If you are working with files on your Drupal website that you need to keep secure, meaning for example no one except user with role X can see the file, there is a module for you. It is called Private Upload module.

The issue with private/public downloads in Drupal

With Drupal 6, you have a choice between private and public file downloads. If, for instance, you made your entire file system set to private downloads, a user would need to have the permission "view uploaded files." You can give this permission to anonymous users, but then what is the point? What if you want to upload a site admin manual that only your authenticated users can see and no one else?

Using Private Upload Module

Once you install Private Upload module, you can set files to private on a per-file basis. This is the perfect solution for the above issue. After uploading a file using core’s Upload module, a check box will appear that says "private." Just check it off to allow ONLY users with the permission "view uploaded files" to see it.

Trouble Installing

After I installed Private Upload on a Drupal 6.16 install, I used it to upload a file and make it private so anonymous users couldn’t see it. Seemed to work, except the URL of file was something like “system/files/private”. No file name, wtf? Subsequently I ran cron, and I got an error that a test file could not be written to my “private” directory (which is a subdirectory of sites/default/files). I checked on my server, and it wasn’t there… I don’t know what happened, but I put a “private” directory in sites/default/files, ran cron again, and everything worked. I had to re-upload the file I made private, but I’m just happy the module works.
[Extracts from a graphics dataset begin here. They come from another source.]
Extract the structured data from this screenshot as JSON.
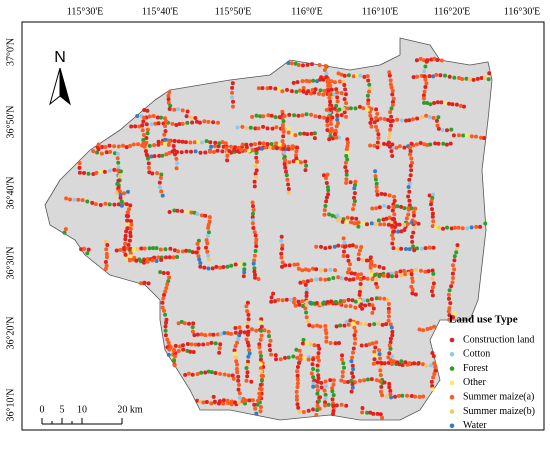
{
  "map": {
    "top_labels": [
      "115°30'E",
      "115°40'E",
      "115°50'E",
      "116°0'E",
      "116°10'E",
      "116°20'E",
      "116°30'E"
    ],
    "left_labels": [
      "37°0'N",
      "36°50'N",
      "36°40'N",
      "36°30'N",
      "36°20'N",
      "36°10'N"
    ],
    "north": "N",
    "scale_labels": [
      "0",
      "5",
      "10",
      "20 km"
    ],
    "legend": {
      "title": "Land use Type",
      "items": [
        {
          "label": "Construction land",
          "color": "#e3211c"
        },
        {
          "label": "Cotton",
          "color": "#8ecae6"
        },
        {
          "label": "Forest",
          "color": "#2e9e2a"
        },
        {
          "label": "Other",
          "color": "#f2ef5a"
        },
        {
          "label": "Summer maize(a)",
          "color": "#ff5a1f"
        },
        {
          "label": "Summer maize(b)",
          "color": "#fbc46a"
        },
        {
          "label": "Water",
          "color": "#2f7fc1"
        }
      ]
    }
  }
}
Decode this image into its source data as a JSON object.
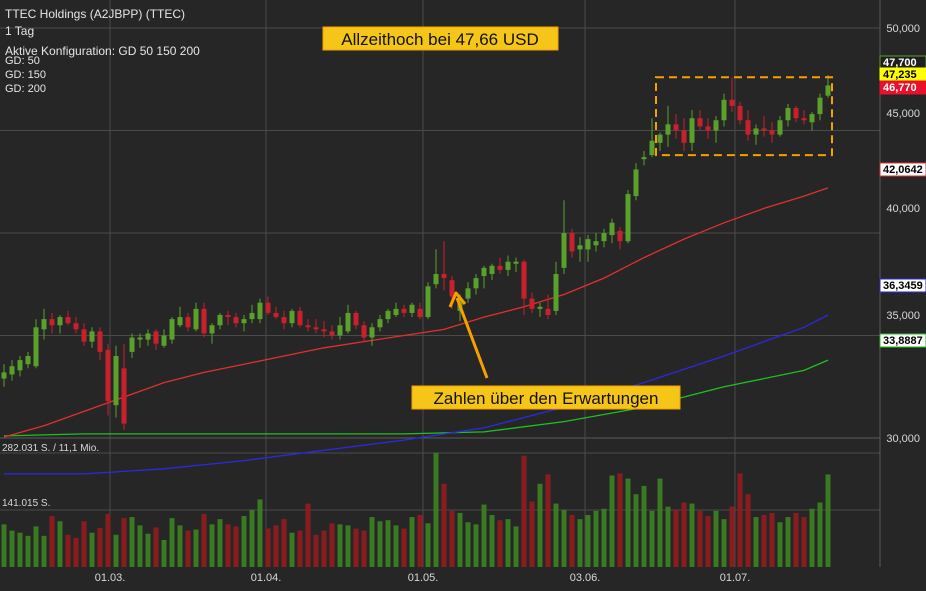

Location of private files and linking to them

All files you make private will be stored in "sites/default/files/private/file-name" which gets the alias "system/files/private/file-name". You won’t be able to access the file from "sites/default/files/private" and instead only from "system/files/private" (even though you have "view uploaded files" permission). The reason I bring this up is because if you are using a file browser like IMCE, although your “private” folder will appear in the list of files to link to, the link won’t work.